Following doctors on the path to primary care Date: 02/09/15
By Karen Brown
When I started following a group of residents in a primary care training program, I expected to produce a lively radio documentary on idealistic young doctors who are bucking the trend against frontline medicine. After all, pay and prestige are much lower in primary care than specialties, while workload and stress are generally higher. It must take a special kind of person to go into the field anyway.
To be sure, they were all lovely people, compassionate and clearly committed to medicine. But by the end of my year of reporting, two out of the three had changed their minds about primary care, deciding instead on more lucrative specialties. Their decisions may have been disappointing for the field, but they did make for a more compelling story. I was able to use their personal dilemmas, unfolding in real time, to illustrate the crisis in primary care.
I had help in doing this – a yearlong fellowship from the Association of Health Care Journalists that paid for travel expenses and some production help.

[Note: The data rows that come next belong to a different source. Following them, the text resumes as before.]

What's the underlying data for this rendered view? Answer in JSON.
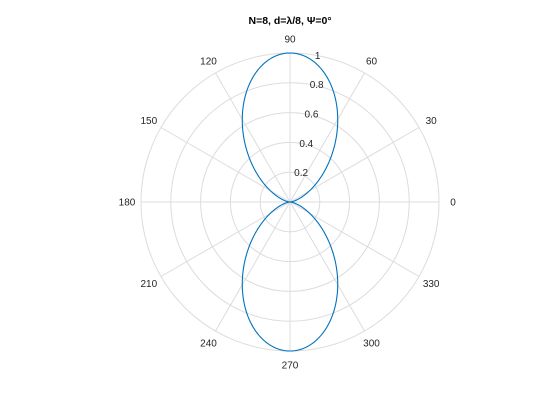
{
  "chart_data": {
    "type": "polar-line",
    "title": "N=8, d=λ/8, Ψ=0°",
    "theta_ticks_deg": [
      0,
      30,
      60,
      90,
      120,
      150,
      180,
      210,
      240,
      270,
      300,
      330
    ],
    "theta_tick_labels": [
      "0",
      "30",
      "60",
      "90",
      "120",
      "150",
      "180",
      "210",
      "240",
      "270",
      "300",
      "330"
    ],
    "r_ticks": [
      0.2,
      0.4,
      0.6,
      0.8,
      1
    ],
    "r_tick_labels": [
      "0.2",
      "0.4",
      "0.6",
      "0.8",
      "1"
    ],
    "rlim": [
      0,
      1
    ],
    "r_label_angle_deg": 80,
    "grid": true,
    "series": [
      {
        "color": "#0072BD",
        "formula": "normalized array factor |sin(N*psi/2)/(N*sin(psi/2))|, psi = k*d*cos(theta)",
        "N": 8,
        "d_over_lambda": 0.125,
        "psi_deg": 0,
        "theta_deg": [
          0,
          15,
          30,
          45,
          60,
          75,
          90,
          105,
          120,
          135,
          150,
          165,
          180,
          195,
          210,
          225,
          240,
          255,
          270,
          285,
          300,
          315,
          330,
          345
        ],
        "r": [
          0.0,
          0.03,
          0.13,
          0.37,
          0.65,
          0.91,
          1.0,
          0.91,
          0.65,
          0.37,
          0.13,
          0.03,
          0.0,
          0.03,
          0.13,
          0.37,
          0.65,
          0.91,
          1.0,
          0.91,
          0.65,
          0.37,
          0.13,
          0.03
        ]
      }
    ]
  }
}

But I believe this kind of long-term project is doable without a fellowship, as long as you have a forward-thinking editor and the patience to let the story reveal itself slowly.
The seeds of my reporting were planted by a public relations representative for Baystate Medical Center in Springfield, Mass. Over coffee one day, he pitched me a story on the new primary care residency – recently launched with ACA money. I had been trying to think of a longitudinal reporting project with behind-the-scenes potential. This seemed like a good fit.
My editor agreed, and offered me three to four days a month on the project, so that the reporting could be spread out in bursts over a long period. (When he announced the project to the rest of the news staff, he was clear that I wouldn’t be checking out of daily reporting tasks – something that might have led to hard feelings.)
Once I started reporting, access was my greatest challenge. It’s one thing for hospital administrators to let me publicize a new program, but quite another to let me loose among young, nervous doctors in the middle of a hectic residency.
In general, Baystate’s policy requires the public relations liaison to chaperone almost every interview at the hospital. But, for this story to work, I told him, I needed my own, unfettered relationships with the residents. I needed to be able to contact them on my own, hang out with them whenever they were free (and often at the spur of the moment), and ask anything I wanted, in private.
The PR guy got it, and agreed – with the exception of any times I wanted to be present for a resident-patient interaction. Given the legal and patient privacy issues that hospitals face, that felt like a fair, and probably non-negotiable, compromise.
At first, the residents in the program were hesitant to commit to anything outside their training. So I asked for a meet-and-greet where I would simply describe my intent and let them ask questions. Afterwards, eight residents gave me their email addresses. Over a round of (fairly time-consuming) interviews, I settled on three residents who seemed to represent a range of backgrounds, and who seemed responsive to letting me hang around.
Since I work in radio, it was important to get into the thick of their experience, and to get a vivid, sound-rich picture of how chaotic primary care can be day-to-day. I had to check in with them frequently to find times when their clinic shifts coincided with my reporting days. I also asked them to think of patients who wouldn’t mind me sitting in on visits. They were nervous about that, until they saw that most patients don’t really mind and will give their consent.
Within about six months, the key story twists had taken place – maybe that was luck, maybe just being there. That’s when I reached out to national experts to find out if this was indicative of the national landscape, and how it related to ACA efforts to shore up primary care. In the end, I didn’t feel the need to quote directly from the expert interviews, although I included that context. I felt it was more important, in the half hour of air time, to offer a close-up glimpse into the thought processes of these young doctors.
The last stage in a radio documentary is production. I spent about a month editing the sound, mixing the tracks, recording narration, and finding bridge music that would fit the tone of the story (not an easy feat in a health policy story.)
I would have liked to spend even more time with my main characters – at their homes, with their families, to get a fuller picture of the pressures that go into major career decisions like this. But I still had regular deadlines to meet, and I imagine that might have been pushing my subjects’ comfort level.
I wasn’t sure how the residents would appreciate becoming stand-ins for the difficulty in attracting new doctors to primary care. But those who got back to me said they appreciated the realistic picture. A few of the residents felt it was unfair that out of a program of eigth people, I ended up highlighting the few who decided against the primary care career. I explained to them that, when I started, I expected quite the opposite, but when you stay on a story long enough, you’re obligated to report how things shake out.
Apart from this central narrative, the AHCJ fellowship allowed me to check in on a range of primary care advocates, leaders, and programs across the country – and watch some unconventional tactics in health care activism. Most of that material went into a follow-up feature story.
Karen Brown is a health reporter for New England Public Radio in Springfield, Mass., and a freelancer for several print and radio outlets. She was a 2014 AHCJ Reporting Fellow on Health Care Performance.